1. Jesus encontra um jovem
«Quando saía [Jesus], para se pôr a caminho – narra o Evangelho de São Marcos – aproximou-se dele um homem a correr e, ajoelhando-se, perguntou: “Bom mestre, que devo fazer para alcançar a vida eterna?”. Jesus disse-lhe: “Por que me chamas bom? Ninguém é bom, senão só Deus. Sabes os mandamentos: não matarás, não adulterarás, não roubarás, não levantarás falso testemunho, não defraudarás, honrarás teu pai e tua mãe”. Ele respondeu-lhe: “Mestre, tenho guardado tudo isto desde a minha juventude”. Jesus, fitando nele o olhar, sentiu afeição por ele, e respondeu-lhe: “Falta-te apenas uma coisa: vai, vende tudo o que tens, dá o dinheiro aos pobres e terás um tesouro no Céu; depois, vem e segue-me!”. Mas, ao ouvir tais palavras, anuviou-se-lhe o semblante e retirou-se pesaroso, pois tinha grande fortuna» (Mc 10, 17-22).
Esta narração exprime de maneira eficaz a grande atenção de Jesus pelos jovens, por vós, pelas vossas expectativas, pelas vossas esperanças, e mostra como é grande o seu desejo de vos encontrar pessoalmente e entrar em diálogo com cada um de vós. Com efeito, Cristo interrompe o seu caminho para responder ao pedido do seu interlocutor, manifestando plena disponibilidade àquele jovem, que é impelido por um ardente desejo de falar com o «Bom Mestre», para aprender dele a percorrer o caminho da vida. Com este trecho evangélico, o meu Predecessor queria exortar cada um de vós a «desenvolver o próprio diálogo com Cristo – um diálogo que é de importância fundamental e essencial para um jovem» (Carta aos jovens, n. 2).

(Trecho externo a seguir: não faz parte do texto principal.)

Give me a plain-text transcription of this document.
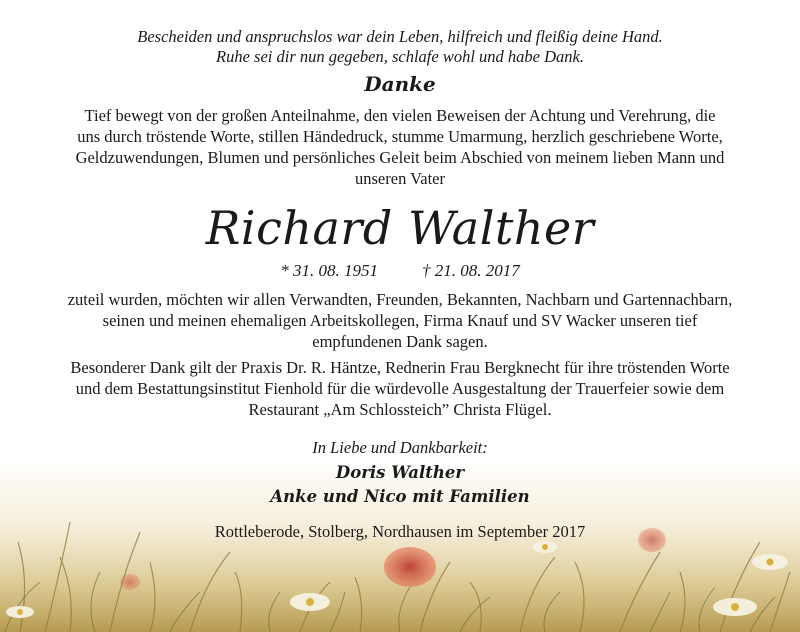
Bescheiden und anspruchslos war dein Leben, hilfreich und fleißig deine Hand.
Ruhe sei dir nun gegeben, schlafe wohl und habe Dank.
Danke
Tief bewegt von der großen Anteilnahme, den vielen Beweisen der Achtung und Verehrung, die
uns durch tröstende Worte, stillen Händedruck, stumme Umarmung, herzlich geschriebene Worte,
Geldzuwendungen, Blumen und persönliches Geleit beim Abschied von meinem lieben Mann und
unseren Vater
Richard Walther
* 31. 08. 1951	† 21. 08. 2017
zuteil wurden, möchten wir allen Verwandten, Freunden, Bekannten, Nachbarn und Gartennachbarn,
seinen und meinen ehemaligen Arbeitskollegen, Firma Knauf und SV Wacker unseren tief
empfundenen Dank sagen.
Besonderer Dank gilt der Praxis Dr. R. Häntze, Rednerin Frau Bergknecht für ihre tröstenden Worte
und dem Bestattungsinstitut Fienhold für die würdevolle Ausgestaltung der Trauerfeier sowie dem
Restaurant „Am Schlossteich” Christa Flügel.
In Liebe und Dankbarkeit:
Doris Walther
Anke und Nico mit Familien
Rottleberode, Stolberg, Nordhausen im September 2017
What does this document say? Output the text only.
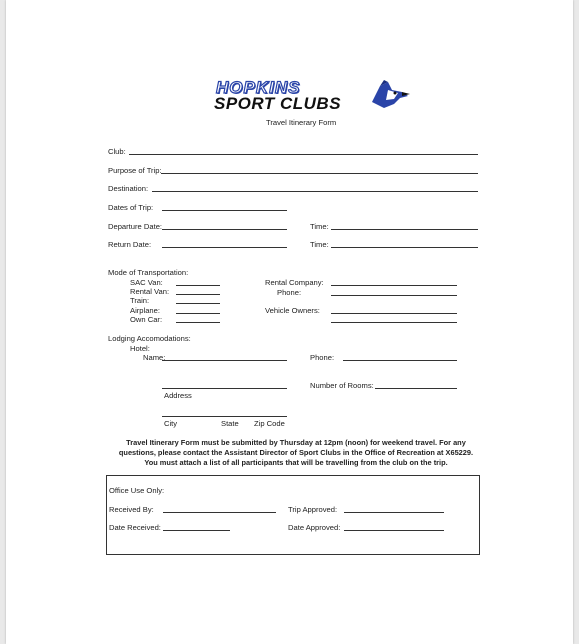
HOPKINS
SPORT CLUBS
Travel Itinerary Form
Club:
Purpose of Trip:
Destination:
Dates of Trip:
Departure Date:	Time:
Return Date:	Time:
Mode of Transportation:
SAC Van:
Rental Van:
Train:
Airplane:
Own Car:
Rental Company:
Phone:
Vehicle Owners:
Lodging Accomodations:
Hotel:
Name:	Phone:
Address
Number of Rooms:
City	State Zip Code
Travel Itinerary Form must be submitted by Thursday at 12pm (noon) for weekend travel. For any
questions, please contact the Assistant Director of Sport Clubs in the Office of Recreation at X65229.
You must attach a list of all participants that will be travelling from the club on the trip.
Office Use Only:
Received By:	Trip Approved:
Date Received:	Date Approved:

2. Jesus fitou-o e sentiu afeição por ele
Na narração evangélica, São Marcos sublinha como «Jesus, fitando nele o olhar, sentiu afeição por ele» (Mc 10, 21). No olhar do Senhor, está o coração deste encontro muito especial e de toda a experiência cristã. Com efeito, o cristianismo não é primariamente uma moral, mas experiência de Jesus Cristo, que nos ama pessoalmente, jovens ou idosos, pobres ou ricos; ama-nos mesmo quando lhe voltamos as costas.
Comentando a cena, o Papa João Paulo II acrescentava, dirigindo-se a vós, jovens: «Faço votos por que experimenteis um olhar assim! Faço votos por que experimenteis a verdade de que Ele, Cristo, vos fixa com amor» (Carta aos jovens, n. 7). Um amor, que se manifestou na Cruz de maneira tão plena e total, que São Paulo escreve maravilhado: «Amou-me e entregou-se por mim» (Gl 2, 20). «A consciência de que o Pai nos amou desde sempre no seu Filho, de que Cristo ama cada um e sempre – escreve ainda o Papa João Paulo II – torna-se um ponto de apoio firme para toda a nossa existência humana» (Carta aos jovens, n. 7) e permite-nos superar todas as provas: a descoberta dos nossos pecados, o sofrimento, o desânimo.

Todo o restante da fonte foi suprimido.